The researchers mention: “ Glioblastoma is the most common and malignant primary brain tumour in adults, with a dismal prognosis. This is partly due to considerable inter- and intra-tumour heterogeneity. Changes in the cellular energy-producing mitochondrial respiratory chain complex (MRC) activities are a hallmark of glioblastoma relative to the normal brain, and associate with differential survival outcomes. Our discovery paves the way for clinical trials to include patients with F18L, as they may have a better chance of benefiting from clomipramine. After the trial, patients can be divided into subgroups e.g. with and without F18L in order to clarify the results: this is known as patient stratification. The benefit is that if you run a trial on 100 people and only 20% respond positively to the drug it might make the trial look relatively ineffective. But, if you know that everyone in that 20% had the F18L mutation, this means the drug works well for this type of patient. This is the foundation on which the future of personalised medicine is being built.”

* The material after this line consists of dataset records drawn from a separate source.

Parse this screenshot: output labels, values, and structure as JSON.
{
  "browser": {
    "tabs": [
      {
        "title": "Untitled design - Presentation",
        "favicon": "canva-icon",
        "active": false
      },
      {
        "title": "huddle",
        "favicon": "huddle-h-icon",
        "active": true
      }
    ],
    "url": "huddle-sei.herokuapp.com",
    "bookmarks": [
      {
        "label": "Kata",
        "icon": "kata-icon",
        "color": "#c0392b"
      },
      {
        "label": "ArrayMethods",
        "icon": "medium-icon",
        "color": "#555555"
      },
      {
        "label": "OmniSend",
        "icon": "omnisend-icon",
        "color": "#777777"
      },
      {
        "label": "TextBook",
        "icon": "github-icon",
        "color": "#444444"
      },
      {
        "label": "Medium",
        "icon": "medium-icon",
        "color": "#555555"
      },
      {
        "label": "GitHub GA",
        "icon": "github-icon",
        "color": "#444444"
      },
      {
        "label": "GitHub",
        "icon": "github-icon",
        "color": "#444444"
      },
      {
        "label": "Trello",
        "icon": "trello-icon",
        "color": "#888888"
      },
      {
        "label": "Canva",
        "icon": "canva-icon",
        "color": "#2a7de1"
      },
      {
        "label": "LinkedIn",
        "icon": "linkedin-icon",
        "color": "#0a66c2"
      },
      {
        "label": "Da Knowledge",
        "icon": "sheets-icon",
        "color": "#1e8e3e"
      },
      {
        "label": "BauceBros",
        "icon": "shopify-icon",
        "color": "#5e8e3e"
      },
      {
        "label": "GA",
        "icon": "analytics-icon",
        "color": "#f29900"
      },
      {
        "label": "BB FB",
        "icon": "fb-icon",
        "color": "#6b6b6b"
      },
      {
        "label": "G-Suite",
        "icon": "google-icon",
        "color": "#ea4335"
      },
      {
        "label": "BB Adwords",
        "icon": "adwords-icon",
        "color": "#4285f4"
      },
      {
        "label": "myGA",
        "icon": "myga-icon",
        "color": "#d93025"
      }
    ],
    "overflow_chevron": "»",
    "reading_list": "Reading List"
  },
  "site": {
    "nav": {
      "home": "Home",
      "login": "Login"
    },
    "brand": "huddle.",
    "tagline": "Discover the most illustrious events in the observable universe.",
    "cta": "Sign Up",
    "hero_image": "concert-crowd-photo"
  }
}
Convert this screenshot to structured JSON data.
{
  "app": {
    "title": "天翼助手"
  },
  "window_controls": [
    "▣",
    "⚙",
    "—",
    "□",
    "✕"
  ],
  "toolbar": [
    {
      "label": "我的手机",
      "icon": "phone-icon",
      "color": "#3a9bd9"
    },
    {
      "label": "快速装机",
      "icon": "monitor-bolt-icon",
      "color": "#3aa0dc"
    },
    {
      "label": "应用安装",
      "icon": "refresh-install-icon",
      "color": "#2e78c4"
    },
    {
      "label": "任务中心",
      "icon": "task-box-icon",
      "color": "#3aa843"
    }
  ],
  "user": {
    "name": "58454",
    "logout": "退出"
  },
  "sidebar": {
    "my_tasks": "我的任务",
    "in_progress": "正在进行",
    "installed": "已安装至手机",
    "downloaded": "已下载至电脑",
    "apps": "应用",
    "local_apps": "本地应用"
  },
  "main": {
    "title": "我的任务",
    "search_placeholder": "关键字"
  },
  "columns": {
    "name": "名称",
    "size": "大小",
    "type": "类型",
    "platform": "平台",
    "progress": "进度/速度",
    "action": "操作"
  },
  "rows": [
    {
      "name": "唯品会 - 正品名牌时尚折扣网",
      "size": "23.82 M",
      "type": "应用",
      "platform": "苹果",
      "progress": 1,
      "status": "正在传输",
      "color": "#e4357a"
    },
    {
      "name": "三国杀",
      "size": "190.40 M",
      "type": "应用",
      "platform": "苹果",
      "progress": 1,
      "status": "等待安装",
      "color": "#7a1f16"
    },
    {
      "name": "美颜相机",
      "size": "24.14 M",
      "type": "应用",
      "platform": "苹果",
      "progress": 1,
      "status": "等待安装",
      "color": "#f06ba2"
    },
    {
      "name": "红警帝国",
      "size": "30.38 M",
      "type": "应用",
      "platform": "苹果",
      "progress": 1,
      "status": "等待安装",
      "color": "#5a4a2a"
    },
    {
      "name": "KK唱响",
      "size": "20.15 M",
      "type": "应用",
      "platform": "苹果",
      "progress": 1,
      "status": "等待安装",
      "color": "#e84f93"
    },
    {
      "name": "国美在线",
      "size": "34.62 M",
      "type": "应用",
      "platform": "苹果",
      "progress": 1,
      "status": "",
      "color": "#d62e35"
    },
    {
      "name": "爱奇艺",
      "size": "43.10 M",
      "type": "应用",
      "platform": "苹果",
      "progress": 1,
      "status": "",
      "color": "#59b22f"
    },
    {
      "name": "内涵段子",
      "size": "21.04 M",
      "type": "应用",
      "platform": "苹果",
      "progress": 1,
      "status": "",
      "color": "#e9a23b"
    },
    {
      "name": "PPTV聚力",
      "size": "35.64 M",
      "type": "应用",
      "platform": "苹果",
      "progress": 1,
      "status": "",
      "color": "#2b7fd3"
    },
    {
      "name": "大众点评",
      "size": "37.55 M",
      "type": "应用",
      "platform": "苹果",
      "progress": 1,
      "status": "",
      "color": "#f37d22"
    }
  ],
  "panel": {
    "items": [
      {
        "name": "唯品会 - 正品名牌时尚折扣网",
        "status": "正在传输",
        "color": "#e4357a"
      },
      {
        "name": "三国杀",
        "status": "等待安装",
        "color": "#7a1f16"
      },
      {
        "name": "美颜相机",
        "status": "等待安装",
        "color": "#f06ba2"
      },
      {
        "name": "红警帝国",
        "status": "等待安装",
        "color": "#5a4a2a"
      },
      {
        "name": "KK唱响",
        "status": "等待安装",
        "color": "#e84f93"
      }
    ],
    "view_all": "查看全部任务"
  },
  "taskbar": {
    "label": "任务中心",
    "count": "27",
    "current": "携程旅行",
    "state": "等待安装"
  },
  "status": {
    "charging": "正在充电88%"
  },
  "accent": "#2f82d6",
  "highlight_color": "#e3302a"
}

Clomipramine was discovered in 1964 by the Swiss drug manufacturer Ciba-Geigy, and is currently sold under the brand name Anafranil. Clomipramine is not without side effects which can include dry mouth, constipation, loss of appetite, sleepiness, weight gain, sexual dysfunction, and trouble urinating. However it is on the World Health Organization's List of Essential Medicines, and is prescribed today for a number of wide uses such as: antidepressant, sleep paralyis, premature ejaculation and chronic pain.